Taylor is the founder of TAP Intuit as well as a content creator. She recognized a pain point in financial education as students are taught to manage corporate finances but not their own personal finances. She seeks to fill this space by offering knowledge about money management and business practices on a variety of platforms, such as Instagram and TikTok.
Q: What is your current position/role and when did you first develop an interest in finance?
A: I am currently the founder of a FinTech startup called TAP Intuit, we help people connect with each other based on their financial goals. On the side, I am a content creator— @pricelesstay.
Finance wasn’t my first choice to major in, I was pre-med. However, I quickly realized that I wasn’t going to be able to pursue that career path because I have medical conditions, such as lupus and scoliosis, and after 8 to 12 years of schooling I wasn’t sure what the condition of my personal health would be. So I dropped out and rejoined the next semester in the field of finance— as a result of me just asking, “Hey mom, what should I do?” and she said, “finance.” But I realized that I was learning about how to manage corporate financials rather than my own personal finances.
Only 6 out of 50 states in the United States require a personal finance course.
I grew up in Upstate New York and New York is not one of those states. I felt at an extreme disadvantage going to school, learning about corporate finances, but having no idea about my own financial situation, or how I was going to plan for retirement, or what credit or debit even means. That is how I got into the field.
Q: What challenges have you faced with personal finance?
A: There is too much information.
The problem that I have faced in the past and even still to this day: there are so many answers to many different questions, and some of them may be the same question but have a variety of different answers. So, this leaves many, many people— sometimes even including myself—not being able to take action or make a proper, sound financial decision because there’s just too much to choose from. So that leaves me at, “well what should I do?”
Accurate or ideal information is found traditionally in books that you can buy physically and pick up, a tangible book. They are something that many people underutilize. Books have presented some of the highest benefits that I could have ever received.
So, definitely use social media as your financial awareness, igniting that question, curiosity inside of you of how you can bring your financial knowledge to the next level, and take that offline with traditional books.
The next is the barrier to entry. Especially being a female in finance— believe it or not to this day, especially on social media, it’s still hard. I get comments like, “you should be back in the kitchen,” “finance is for men, it’s not for females.” So those are the two things I struggle with.
Q: If you could give advice to your 18 year old self about managing your money, what would you tell yourself and why?
A: When I was 18 I was already reading about credit. I literally sacrificed my social life in order to learn these kinds of things. I was a college student, I was working full-time, I had a second job as a bartender, I ran my own photo booth company— I was doing quite a lot of things… and I was also learning about this financial literacy path as well as documenting what I was learning on social media.
So, what I would have to say is that time is not against you, it’s only for you. You don’t have to sacrifice your whole life in order to make it or “be successful.”
You should enjoy the time that you have and if you’re 18, you can still have fun and do this.
Q: What is your top tip for budgeting?
A: Create 3 different pillars for yourself.
The first is needs, the second is wants, and the third you can almost break it up into two pillars: saving and investing.
This allows you to cover your most needed expenses like rent, or insurance, or even medical bills, while allowing you to focus on your financial future and plan for retirement so you’re not having to become financially stressed. Also, it ensures that you live your life, with your wants – if you want the Starbucks drink, go ahead and drink the Starbucks drink, just make sure that you’re budgeting for it.

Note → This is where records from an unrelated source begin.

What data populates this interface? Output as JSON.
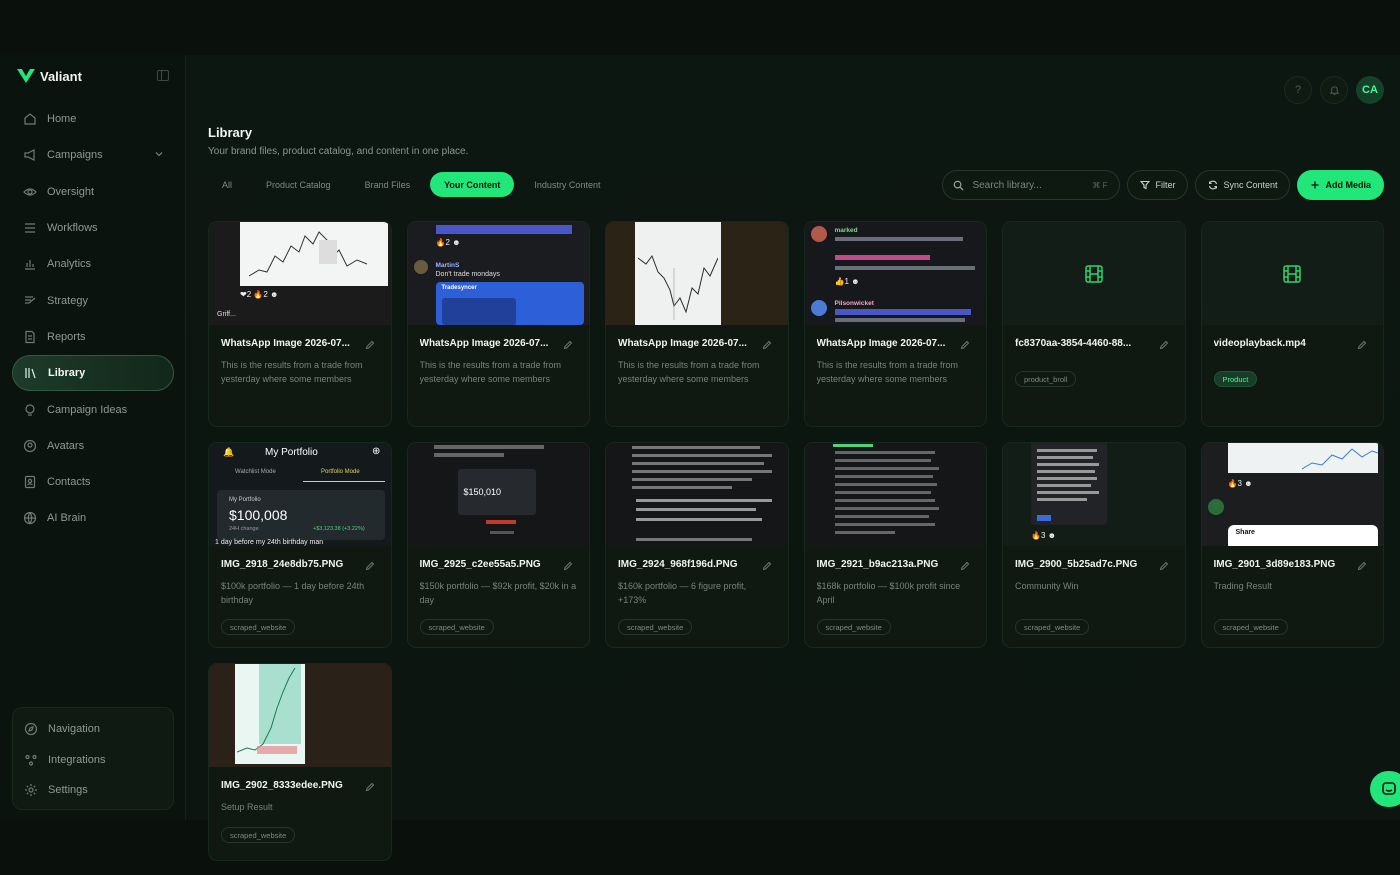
{
  "brand": {
    "name": "Valiant"
  },
  "sidebar": {
    "items": [
      {
        "label": "Home",
        "icon": "home-icon"
      },
      {
        "label": "Campaigns",
        "icon": "megaphone-icon"
      },
      {
        "label": "Oversight",
        "icon": "eye-icon"
      },
      {
        "label": "Workflows",
        "icon": "list-icon"
      },
      {
        "label": "Analytics",
        "icon": "bar-chart-icon"
      },
      {
        "label": "Strategy",
        "icon": "strategy-icon"
      },
      {
        "label": "Reports",
        "icon": "report-icon"
      },
      {
        "label": "Library",
        "icon": "library-icon"
      },
      {
        "label": "Campaign Ideas",
        "icon": "lightbulb-icon"
      },
      {
        "label": "Avatars",
        "icon": "avatar-icon"
      },
      {
        "label": "Contacts",
        "icon": "contacts-icon"
      },
      {
        "label": "AI Brain",
        "icon": "globe-icon"
      }
    ],
    "bottom": [
      {
        "label": "Navigation",
        "icon": "compass-icon"
      },
      {
        "label": "Integrations",
        "icon": "integrations-icon"
      },
      {
        "label": "Settings",
        "icon": "gear-icon"
      }
    ]
  },
  "header": {
    "avatar_initials": "CA",
    "help": "?"
  },
  "page": {
    "title": "Library",
    "subtitle": "Your brand files, product catalog, and content in one place."
  },
  "tabs": [
    "All",
    "Product Catalog",
    "Brand Files",
    "Your Content",
    "Industry Content"
  ],
  "toolbar": {
    "search_placeholder": "Search library...",
    "search_shortcut": "⌘ F",
    "filter": "Filter",
    "sync": "Sync Content",
    "add": "Add Media"
  },
  "cards": [
    {
      "title": "WhatsApp Image 2026-07...",
      "desc": "This is the results from a trade from yesterday where some members mad...",
      "tag": ""
    },
    {
      "title": "WhatsApp Image 2026-07...",
      "desc": "This is the results from a trade from yesterday where some members mad...",
      "tag": ""
    },
    {
      "title": "WhatsApp Image 2026-07...",
      "desc": "This is the results from a trade from yesterday where some members mad...",
      "tag": ""
    },
    {
      "title": "WhatsApp Image 2026-07...",
      "desc": "This is the results from a trade from yesterday where some members mad...",
      "tag": ""
    },
    {
      "title": "fc8370aa-3854-4460-88...",
      "desc": "",
      "tag": "product_broll"
    },
    {
      "title": "videoplayback.mp4",
      "desc": "",
      "tag": "Product"
    },
    {
      "title": "IMG_2918_24e8db75.PNG",
      "desc": "$100k portfolio — 1 day before 24th birthday",
      "tag": "scraped_website"
    },
    {
      "title": "IMG_2925_c2ee55a5.PNG",
      "desc": "$150k portfolio — $92k profit, $20k in a day",
      "tag": "scraped_website"
    },
    {
      "title": "IMG_2924_968f196d.PNG",
      "desc": "$160k portfolio — 6 figure profit, +173%",
      "tag": "scraped_website"
    },
    {
      "title": "IMG_2921_b9ac213a.PNG",
      "desc": "$168k portfolio — $100k profit since April",
      "tag": "scraped_website"
    },
    {
      "title": "IMG_2900_5b25ad7c.PNG",
      "desc": "Community Win",
      "tag": "scraped_website"
    },
    {
      "title": "IMG_2901_3d89e183.PNG",
      "desc": "Trading Result",
      "tag": "scraped_website"
    },
    {
      "title": "IMG_2902_8333edee.PNG",
      "desc": "Setup Result",
      "tag": "scraped_website"
    }
  ],
  "thumbs": {
    "portfolio_title": "My Portfolio",
    "watchlist": "Watchlist Mode",
    "portfolio_mode": "Portfolio Mode",
    "my_portfolio": "My Portfolio",
    "value": "$100,008",
    "change_label": "24H change",
    "change": "+$3,123.38 (+3.22%)",
    "caption": "1 day before my 24th birthday man",
    "value2": "$150,010",
    "martin": "MartinS",
    "dont_trade": "Don't trade mondays",
    "tradesyncer": "Tradesyncer",
    "marked": "marked",
    "pilsonwicket": "Pilsonwicket",
    "share": "Share",
    "griff": "Griff..."
  },
  "colors": {
    "accent": "#22e67a",
    "bg": "#0c1510"
  }
}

Q: What do you think is the most critical step to ensuring financial independence?
A: The most critical step for ensuring financial independence is having a solid budget.
I have a concept called the money tree. You start off with your seed of budgeting. First, you build a strong foundation and put your roots in the ground by making sure you’re habitually budgeting over time. For a lot of people, it’s budgeting and really thinking about what you’re spending, but as time goes on, you’re building those roots deep into the ground and you don’t have to think about budgeting as much. Next, you continue to grow your tree by developing a good emergency fund (at least $1,000). Then, you grow your tree by watering it, meaning establishing a good credit score and starting your Roth IRA account. Now you finally have a tree that’s producing leaves, but it’s not the leaves that we really want to have. So, you have the option to build out your branches. You have to think that branches aren’t as strong as the trunk, so anything can come by and strike down a branch. For example, investing could be one, but investing is not guaranteed so it’s something that’s a little bit more insecure than something like an emergency fund (which would be at the trunk). It could also be turning your side hustle into a business or investing in real estate. So, anything that’s kind of not guaranteed, that is a little bit higher risk goes at the top of the money tree. The branches could be something that has higher returns because typically when you have higher risk you have higher reward. So, mastering this money tree concept is going to help you become financially independent.